Hier sur France Musique, L’expérimentale a proposé un très bon mix autour de la voix, avec quatre pièces de compositeurs et huit de compositrices – ratio assez rare pour être mentionné -, en l’occurrence uniquement des artistes dont j’aime énormément le travail, Sarah Davachi, Joan La Barbara, Antonina Nowacka, Astrid Øster Mortensen, Ulla Strauss, Stine Janvin, Félicia Atkinson et, entre Ulla et Stine, notre amie Laila Sakini. Le titre était le crève-cœur par excellence de son dernier album, Paloma, un morceau intitulé That Wave, That Line, dont la beauté profondément mélancolique ne doit pas faire oublier une spécificité : les paroles y sont à l’envers. Valentina disait l’autre jour à propos de cette chanson qu’elle aurait sans doute été un tube de l’hiver si les paroles étaient dans le bon sens mais alors ce ne serait plus Laila et ce ne serait sans doute pas aussi beau parce que ce ne serait pas étrange. Nous avons insisté pour qu’elle la chante au Café Oto, l’autre jour ; elle m’a dit qu’elle avait répété le texte inversé phonétiquement mais que c’était trop casse-gueule, donc nous n’y avons pas eu droit. Voici cette pépite sombre et insolite.

résidence Oto, day 3

Hier, ma journée a commencé par une course à pied / patinage artistique sur les trottoirs et bords de canaux verglacés, je me suis perdue comme j’aime mais tellement que j’ai dû finir par demander mon chemin à trois personnes différentes. Au final, j’ai couru plus de 20 km en short par -1 ressenti -4, je suis pleine de gloire.

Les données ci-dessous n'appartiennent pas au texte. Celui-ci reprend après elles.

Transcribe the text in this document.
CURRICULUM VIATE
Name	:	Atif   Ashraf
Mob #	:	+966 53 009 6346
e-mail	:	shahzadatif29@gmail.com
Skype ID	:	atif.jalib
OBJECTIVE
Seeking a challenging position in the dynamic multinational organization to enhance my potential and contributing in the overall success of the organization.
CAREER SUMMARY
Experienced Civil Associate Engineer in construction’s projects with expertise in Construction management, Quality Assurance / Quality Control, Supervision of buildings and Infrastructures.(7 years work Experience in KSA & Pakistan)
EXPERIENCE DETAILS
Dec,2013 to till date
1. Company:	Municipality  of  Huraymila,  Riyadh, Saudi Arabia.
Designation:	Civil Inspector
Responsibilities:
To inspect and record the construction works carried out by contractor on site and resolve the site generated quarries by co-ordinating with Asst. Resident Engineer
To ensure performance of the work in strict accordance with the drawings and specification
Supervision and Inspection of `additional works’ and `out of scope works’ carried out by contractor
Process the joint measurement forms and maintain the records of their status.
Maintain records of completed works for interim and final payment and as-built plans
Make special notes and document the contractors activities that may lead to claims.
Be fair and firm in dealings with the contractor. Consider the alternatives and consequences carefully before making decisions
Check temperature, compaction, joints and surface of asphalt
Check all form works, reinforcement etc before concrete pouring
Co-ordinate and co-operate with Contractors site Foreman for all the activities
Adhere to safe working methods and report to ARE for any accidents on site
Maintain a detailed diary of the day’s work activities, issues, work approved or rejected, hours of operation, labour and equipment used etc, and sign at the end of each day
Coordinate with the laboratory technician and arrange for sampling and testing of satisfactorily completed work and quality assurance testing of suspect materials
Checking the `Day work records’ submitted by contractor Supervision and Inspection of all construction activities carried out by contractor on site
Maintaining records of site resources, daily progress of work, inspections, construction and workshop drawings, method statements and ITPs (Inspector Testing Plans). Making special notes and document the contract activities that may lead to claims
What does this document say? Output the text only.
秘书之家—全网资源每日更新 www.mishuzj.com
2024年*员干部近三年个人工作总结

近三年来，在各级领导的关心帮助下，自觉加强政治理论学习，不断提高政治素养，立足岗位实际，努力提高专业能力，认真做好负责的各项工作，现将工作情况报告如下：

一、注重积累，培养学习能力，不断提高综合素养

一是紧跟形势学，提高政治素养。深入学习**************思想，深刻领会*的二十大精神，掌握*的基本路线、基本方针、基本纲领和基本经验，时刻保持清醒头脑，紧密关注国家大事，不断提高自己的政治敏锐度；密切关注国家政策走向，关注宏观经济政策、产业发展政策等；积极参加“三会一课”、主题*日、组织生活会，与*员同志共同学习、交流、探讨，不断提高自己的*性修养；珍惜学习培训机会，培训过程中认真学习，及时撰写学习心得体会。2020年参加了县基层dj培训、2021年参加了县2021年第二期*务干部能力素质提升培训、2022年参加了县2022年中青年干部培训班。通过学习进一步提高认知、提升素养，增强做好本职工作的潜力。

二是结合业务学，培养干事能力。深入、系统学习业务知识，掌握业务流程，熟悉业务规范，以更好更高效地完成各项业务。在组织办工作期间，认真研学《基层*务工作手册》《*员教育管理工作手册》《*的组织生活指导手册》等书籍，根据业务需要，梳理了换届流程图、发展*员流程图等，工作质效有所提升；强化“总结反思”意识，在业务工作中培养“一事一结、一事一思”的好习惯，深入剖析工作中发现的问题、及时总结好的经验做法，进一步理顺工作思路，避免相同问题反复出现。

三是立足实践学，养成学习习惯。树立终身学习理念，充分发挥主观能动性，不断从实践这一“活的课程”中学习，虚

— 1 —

Les canards de Victoria Park (qui était sur ma route vers Hackney Marshes) ne se la racontent pas autant que moi pour si peu, eux qui volent et barbotent par tous les temps sans même un short.

Mais ce bonhomme de neige, lui, n’a pas résisté, il a mis un petit chapeau.

Ici, un cormoran et des Schtroumpfs de River Lee Navigation.

Le soir, pendant que Valentina, Al et Susumu faisaient leurs balances, Karolina et moi avons travaillé sur le design des futures parutions Permanent Draft et sur le logo. Nous avons profité de la profusion de cassettes en vente au Café Oto pour alimenter notre réflexion et finalement, quand nous avons décidé de ce que nous souhaitions, avec l’approbation de Dali et Yoshino (qui seront de notre première publication), Valentina est venue écouter le fruit de nos réflexions et a totalement approuvé. C’est assez facile de travailler avec cette équipe-là… Merci à Aude pour la photo souvenir ci-dessous.

L’homme ténébreux que voici, qui fume une cigarette devant le Café Oto (désormais plein à craquer, comme en atteste la buée), c’est Nick de Horn Of Plenty <3

Laila Sakini m’a fait un super cadeau de Noël, ce CD maison de ses field recordings aux titres tordants déclinés sur la base de « It sounds like » (liste qui comporte « It sounds like France VS England », « It sounds like Valentina and me » et « It sounds like the door is frozen »).

Ici, un mini extrait du concert de Laila, hier soir, déchirant, comme l’est le plus souvent sa musique – elle me disait que parfois le public pleurait pendant ses concerts et je veux bien le croire.

Je n’ai pas pris de photos ni de vidéos du concert de Holy Tongue, je dansais avec Tea et Dali, debout sur un banc pour voir Valentina… Ce billet manque de photos de mon petit trésor.

résidence Oto, day 2

Je n’aurais jamais imaginé voir un jour mon nom sur le panneau du Café Oto. Il y manque un nom, cependant…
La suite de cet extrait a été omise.